Shipping lines are “blanking” – holding vessels from sailing – thereby reducing overall slots available to shippers, by up to 5 percent of capacity on the Asia to Europe trades according to consultants Maritime Strategies International (MSI).
Asian export cargo to Europe remains weak and is expected to only grow at the rate of around 2 percent this year, said the latest MSI monthly container shipping market report.
“The situation is not particularly great, but it’s not unusual either,” Daniel Richards, an MSI analyst told FreightWaves. He added, “The outlook is for more blanked sailings because the demand data is weak and port throughput is down, which should mean that the second and third quarter rates will pick up again.”
According to the MSI report, carriers have announced nine sailings will be cut in May, totaling 115,000 twenty-foot equivalent units (TEU). With forecasts for moderate volume growth and with other scheduled sailings going ahead, the consultants expect vessel utilization to pick up in the coming weeks.
“However, it will take either a similar volume of blanked sailings, or else 5+ percent demand growth, to bring load factors [vessel utilization] back up to around 90 percent,” MSI forecast in its report.

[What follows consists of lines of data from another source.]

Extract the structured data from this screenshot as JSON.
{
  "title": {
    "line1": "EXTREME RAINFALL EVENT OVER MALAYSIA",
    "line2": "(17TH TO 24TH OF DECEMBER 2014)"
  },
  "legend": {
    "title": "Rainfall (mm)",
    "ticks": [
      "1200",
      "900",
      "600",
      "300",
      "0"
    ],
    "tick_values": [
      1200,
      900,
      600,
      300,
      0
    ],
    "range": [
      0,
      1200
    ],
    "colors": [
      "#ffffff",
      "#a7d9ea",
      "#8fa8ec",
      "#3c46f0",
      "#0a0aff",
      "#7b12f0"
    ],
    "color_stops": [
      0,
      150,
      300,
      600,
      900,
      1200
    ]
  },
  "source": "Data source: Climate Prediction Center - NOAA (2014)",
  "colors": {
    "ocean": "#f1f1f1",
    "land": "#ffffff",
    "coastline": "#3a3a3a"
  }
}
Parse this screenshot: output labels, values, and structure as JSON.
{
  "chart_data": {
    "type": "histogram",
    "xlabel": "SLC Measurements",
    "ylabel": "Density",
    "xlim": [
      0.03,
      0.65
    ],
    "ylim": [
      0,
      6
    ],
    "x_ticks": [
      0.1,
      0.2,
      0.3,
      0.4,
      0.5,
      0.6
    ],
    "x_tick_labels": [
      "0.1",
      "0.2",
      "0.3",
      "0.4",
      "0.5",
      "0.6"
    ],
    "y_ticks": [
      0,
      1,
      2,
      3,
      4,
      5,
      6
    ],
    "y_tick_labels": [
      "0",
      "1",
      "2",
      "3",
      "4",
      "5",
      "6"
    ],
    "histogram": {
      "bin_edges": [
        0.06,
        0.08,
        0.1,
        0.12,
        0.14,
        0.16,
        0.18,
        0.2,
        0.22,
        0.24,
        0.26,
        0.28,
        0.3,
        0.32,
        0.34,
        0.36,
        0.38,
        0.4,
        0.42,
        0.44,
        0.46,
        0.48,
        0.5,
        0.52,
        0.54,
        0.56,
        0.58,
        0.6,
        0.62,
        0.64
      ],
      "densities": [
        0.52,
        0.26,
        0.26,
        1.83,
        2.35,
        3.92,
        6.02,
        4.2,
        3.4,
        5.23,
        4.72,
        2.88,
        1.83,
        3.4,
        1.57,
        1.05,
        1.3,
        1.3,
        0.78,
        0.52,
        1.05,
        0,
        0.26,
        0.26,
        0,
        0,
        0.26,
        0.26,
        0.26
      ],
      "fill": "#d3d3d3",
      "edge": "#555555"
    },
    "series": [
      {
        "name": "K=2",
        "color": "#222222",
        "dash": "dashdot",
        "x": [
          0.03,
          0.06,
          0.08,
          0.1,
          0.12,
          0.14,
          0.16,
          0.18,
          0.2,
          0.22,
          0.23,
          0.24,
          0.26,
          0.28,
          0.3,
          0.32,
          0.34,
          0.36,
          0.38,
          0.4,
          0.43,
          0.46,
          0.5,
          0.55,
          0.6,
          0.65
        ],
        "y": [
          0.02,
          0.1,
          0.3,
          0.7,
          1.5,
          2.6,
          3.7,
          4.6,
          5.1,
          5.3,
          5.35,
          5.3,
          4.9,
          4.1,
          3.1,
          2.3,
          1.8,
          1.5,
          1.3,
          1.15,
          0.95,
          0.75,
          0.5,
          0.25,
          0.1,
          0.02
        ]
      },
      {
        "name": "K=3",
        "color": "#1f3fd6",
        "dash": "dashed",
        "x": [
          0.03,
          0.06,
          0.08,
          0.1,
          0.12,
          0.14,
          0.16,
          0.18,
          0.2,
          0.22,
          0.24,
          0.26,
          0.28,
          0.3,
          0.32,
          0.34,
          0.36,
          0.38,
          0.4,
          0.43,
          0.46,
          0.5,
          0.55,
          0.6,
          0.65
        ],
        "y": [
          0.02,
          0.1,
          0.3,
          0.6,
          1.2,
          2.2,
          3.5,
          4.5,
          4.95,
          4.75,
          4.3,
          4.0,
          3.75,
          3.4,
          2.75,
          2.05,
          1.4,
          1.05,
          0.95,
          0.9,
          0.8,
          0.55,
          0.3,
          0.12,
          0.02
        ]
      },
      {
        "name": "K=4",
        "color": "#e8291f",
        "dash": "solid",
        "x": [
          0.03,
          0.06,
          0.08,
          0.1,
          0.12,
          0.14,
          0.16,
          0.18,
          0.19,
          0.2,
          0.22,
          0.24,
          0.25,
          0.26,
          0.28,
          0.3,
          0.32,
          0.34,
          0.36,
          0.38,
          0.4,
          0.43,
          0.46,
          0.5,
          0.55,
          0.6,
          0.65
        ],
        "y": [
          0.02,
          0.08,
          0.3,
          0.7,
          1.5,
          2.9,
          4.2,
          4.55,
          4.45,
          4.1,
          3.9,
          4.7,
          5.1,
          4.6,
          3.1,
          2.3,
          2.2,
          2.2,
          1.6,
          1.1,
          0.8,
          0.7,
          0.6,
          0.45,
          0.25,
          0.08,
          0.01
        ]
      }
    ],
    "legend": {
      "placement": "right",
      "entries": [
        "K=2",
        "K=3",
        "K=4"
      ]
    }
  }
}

Richards said, “It’s not a golden age of profit [for container shipping] and bunker [ship’s fuel] costs are also going to hit shipping lines’ profits, but even so it is reasonable to assume that freight rates will be between 5 and 10 percent higher than 2018 going into the peak season, in the third quarter.”
The Freightos Baltic Daily Index for the China to Northern Europe trade hit a 12-month low at the end of March, at 1,029 points, but had picked up in April, reaching 1,207 by 21 April.
Rates declined some 15 percent mainly due to the Chinese New Year (a seasonal dip). The China to Mediterranean Freightos Daily Index also declined after the Asian New Year, recovering by 7 April to over 2,464 points before declining sharply over the subsequent two weeks to 1,487.